Harrison ran to the woman, asking if she had a car and could drive herself to safety. That's when he learned the woman's husband had driven to Chico early that morning. When he heard about the evacuations, the roadblocks had already gone up, keeping him from returning for his wife. Though she had a car, the woman could not drive and was stranded in Paradise, watching the fire approach her home. "The fire was right there, and that little, old lady was going to die. She couldn’t get in her car, she couldn’t run, and the fire—I don’t know how long it takes for 50-mile-per hour winds to blow the fire to her house—I am guessing 15 or 20 minutes," Harrison says.

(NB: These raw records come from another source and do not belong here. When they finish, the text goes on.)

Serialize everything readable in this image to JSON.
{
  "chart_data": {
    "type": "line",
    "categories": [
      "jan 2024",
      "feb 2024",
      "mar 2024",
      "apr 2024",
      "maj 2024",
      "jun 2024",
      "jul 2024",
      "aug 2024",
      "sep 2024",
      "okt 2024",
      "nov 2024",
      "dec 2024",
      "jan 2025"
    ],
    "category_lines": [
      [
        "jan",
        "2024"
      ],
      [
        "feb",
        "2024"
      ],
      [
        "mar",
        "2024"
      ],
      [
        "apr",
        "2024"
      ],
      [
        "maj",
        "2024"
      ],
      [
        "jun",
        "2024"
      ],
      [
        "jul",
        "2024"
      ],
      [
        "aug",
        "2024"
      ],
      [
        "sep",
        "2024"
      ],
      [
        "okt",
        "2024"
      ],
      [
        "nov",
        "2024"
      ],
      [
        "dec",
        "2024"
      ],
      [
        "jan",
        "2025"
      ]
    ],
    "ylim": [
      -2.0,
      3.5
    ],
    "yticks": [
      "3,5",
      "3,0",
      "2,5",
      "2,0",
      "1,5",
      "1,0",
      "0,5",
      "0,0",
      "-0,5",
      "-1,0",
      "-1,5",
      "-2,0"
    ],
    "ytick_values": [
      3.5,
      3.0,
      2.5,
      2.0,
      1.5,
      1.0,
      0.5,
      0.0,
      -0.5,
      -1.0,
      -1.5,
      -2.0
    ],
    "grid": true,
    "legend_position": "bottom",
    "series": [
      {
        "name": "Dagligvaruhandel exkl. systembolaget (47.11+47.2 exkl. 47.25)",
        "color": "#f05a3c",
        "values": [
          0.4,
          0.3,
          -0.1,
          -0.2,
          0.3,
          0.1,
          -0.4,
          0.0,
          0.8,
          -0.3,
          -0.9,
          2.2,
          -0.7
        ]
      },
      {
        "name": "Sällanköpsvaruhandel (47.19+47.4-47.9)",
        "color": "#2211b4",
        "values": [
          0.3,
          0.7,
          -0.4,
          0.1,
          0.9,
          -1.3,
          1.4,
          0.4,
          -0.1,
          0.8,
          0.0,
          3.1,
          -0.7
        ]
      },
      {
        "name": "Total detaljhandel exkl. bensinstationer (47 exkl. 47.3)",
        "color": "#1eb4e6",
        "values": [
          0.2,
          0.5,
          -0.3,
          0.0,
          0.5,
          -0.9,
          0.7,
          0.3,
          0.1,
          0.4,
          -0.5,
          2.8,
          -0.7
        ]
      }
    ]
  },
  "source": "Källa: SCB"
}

He continues, "When I saw that lady, the thought came to my mind, 'She is not a member of the Church, but she’s a child of God.' And even though she is old, Father in Heaven was protecting His daughter."
Harrison led the woman to his partner's car and then ran into his home to grab a few important documents and possessions before driving to safety. But Harrison takes none of the credit for saving that woman's life for himself.
"My partner is the one who put her in his patrol car and drove her to safety," Harrison says. "He had turned his ankle that morning, five to seven hours prior, and he wouldn’t go home. He kept working, so he’s the one who saved this lady’s life. . . . He drove her to safety, and he did it with a broken foot."
Harrison also recognizes the role our Heavenly Father played in this experience, and many he's had the days following. "The whole time I’ve been [helping with] the fires—I am on my eighth straight day now—I’ve felt the Spirit with me, and I know it is because my friends and family are praying for me," he says.
While Harrison has been able to witness God's love and hand, even amidst indescribable destruction, he still experienced the loss of his home. And Harrison's home was one of almost 10,000 destroyed. With the death toll at 71 and 1,000 others reported missing after the Camp Fire, some might question how such loss and devastation can fit into a loving Lord's plan of happiness. While we might not have all the answers, Harrison has personally witnessed how Heavenly Father loves and cares for each of His children, even in the midst of heartache.
And, he adds to those who might now be suffering now, "There’s a lot of us that have lost our homes up in Paradise . . . and I just keep telling them we’re all in this together and we are going to get through this, someway, somehow . . . that’s my faith."